Green's Function Homework: Real & Imaginary Parts

[Mancho]

Homework Statement

I'm asked to calculate Green's function's real and imaginary parts.
The expression for the given Green's function is:

g₀₀=[1-(1-4t²(z-E₀)^-2)^1/2]/2t²(z-E₀)-¹ (1)
Where, z is the complex variable: z= E+iO⁺ (2)

Homework Equations

Complex number definition: Z = x + iy, where x is the real part and iy - imaginary.

The Attempt at a Solution

To separate real and imaginary parts I tried to express g₀₀ in the form: g₀₀= x+iy

First I simplified the (1) by multiplying the denominator and numerator by (z-E₀).
The result is g₀₀= 1/2t²[(z-E₀)-(1-4t²)]^1/2.

Then I'm stuck. I don't know how to remove the square root to divide real and imaginary parts. I'm not even sure if it is the pure math problem or if I have to take into consideration anything else.

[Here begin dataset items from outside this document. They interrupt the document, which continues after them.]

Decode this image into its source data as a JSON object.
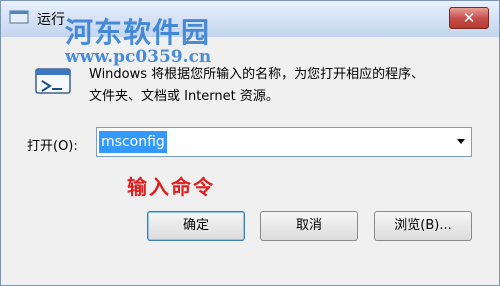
{
  "window": {
    "title": "运行"
  },
  "watermark": {
    "name": "河东软件园",
    "url": "www.pc0359.cn"
  },
  "description": {
    "line1": "Windows 将根据您所输入的名称，为您打开相应的程序、",
    "line2": "文件夹、文档或 Internet 资源。"
  },
  "open_field": {
    "label": "打开(O):",
    "value": "msconfig"
  },
  "annotation": "输入命令",
  "buttons": {
    "ok": "确定",
    "cancel": "取消",
    "browse": "浏览(B)..."
  },
  "colors": {
    "hint": "#e02020",
    "selection": "#3399ff",
    "close": "#c75050"
  },
  "icons": {
    "title": "run-icon",
    "dialog": "run-program-icon",
    "close": "close-icon",
    "dropdown": "chevron-down-icon"
  }
}
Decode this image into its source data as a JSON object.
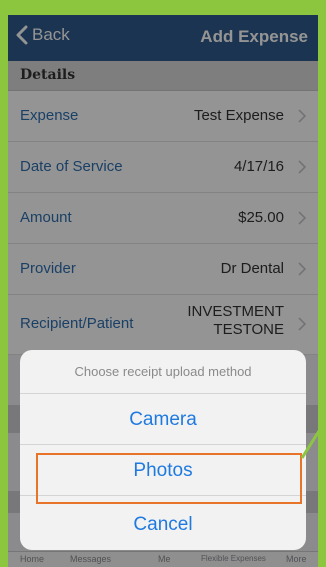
{
  "nav": {
    "back_label": "Back",
    "title": "Add Expense"
  },
  "section": {
    "title": "Details"
  },
  "rows": [
    {
      "label": "Expense",
      "value": "Test Expense"
    },
    {
      "label": "Date of Service",
      "value": "4/17/16"
    },
    {
      "label": "Amount",
      "value": "$25.00"
    },
    {
      "label": "Provider",
      "value": "Dr Dental"
    },
    {
      "label": "Recipient/Patient",
      "value": "INVESTMENT TESTONE"
    }
  ],
  "action_sheet": {
    "title": "Choose receipt upload method",
    "options": [
      "Camera",
      "Photos",
      "Cancel"
    ]
  },
  "tabbar": {
    "items": [
      "Home",
      "Messages",
      "Me",
      "Flexible Expenses",
      "More"
    ]
  },
  "colors": {
    "nav": "#2f5b8c",
    "accent": "#1f7ae0",
    "highlight": "#e8742a",
    "frame": "#8cc63f"
  }
}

I would appreciate any help.

 

[tiny-tim]

Welcome to PF!

I'm asked to calculate Green's function's real and imaginary parts.
…
I don't know how to remove the square root to divide real and imaginary parts.

Hi Mancho! Welcome to PF!

Hint: the square-root of re^iθ is (√r)e^iθ/2, and so its real and imaginary parts are (√r)cos(θ/2) and (√r)sin(θ/2)

 

[Mancho]

Thanks a lot tiny-tim!

I guessed from your hint I had to use polar coordinates and it worked great! I got what I was supposed to. Maybe I will upload the solution later when I have time.

Thanks again! :)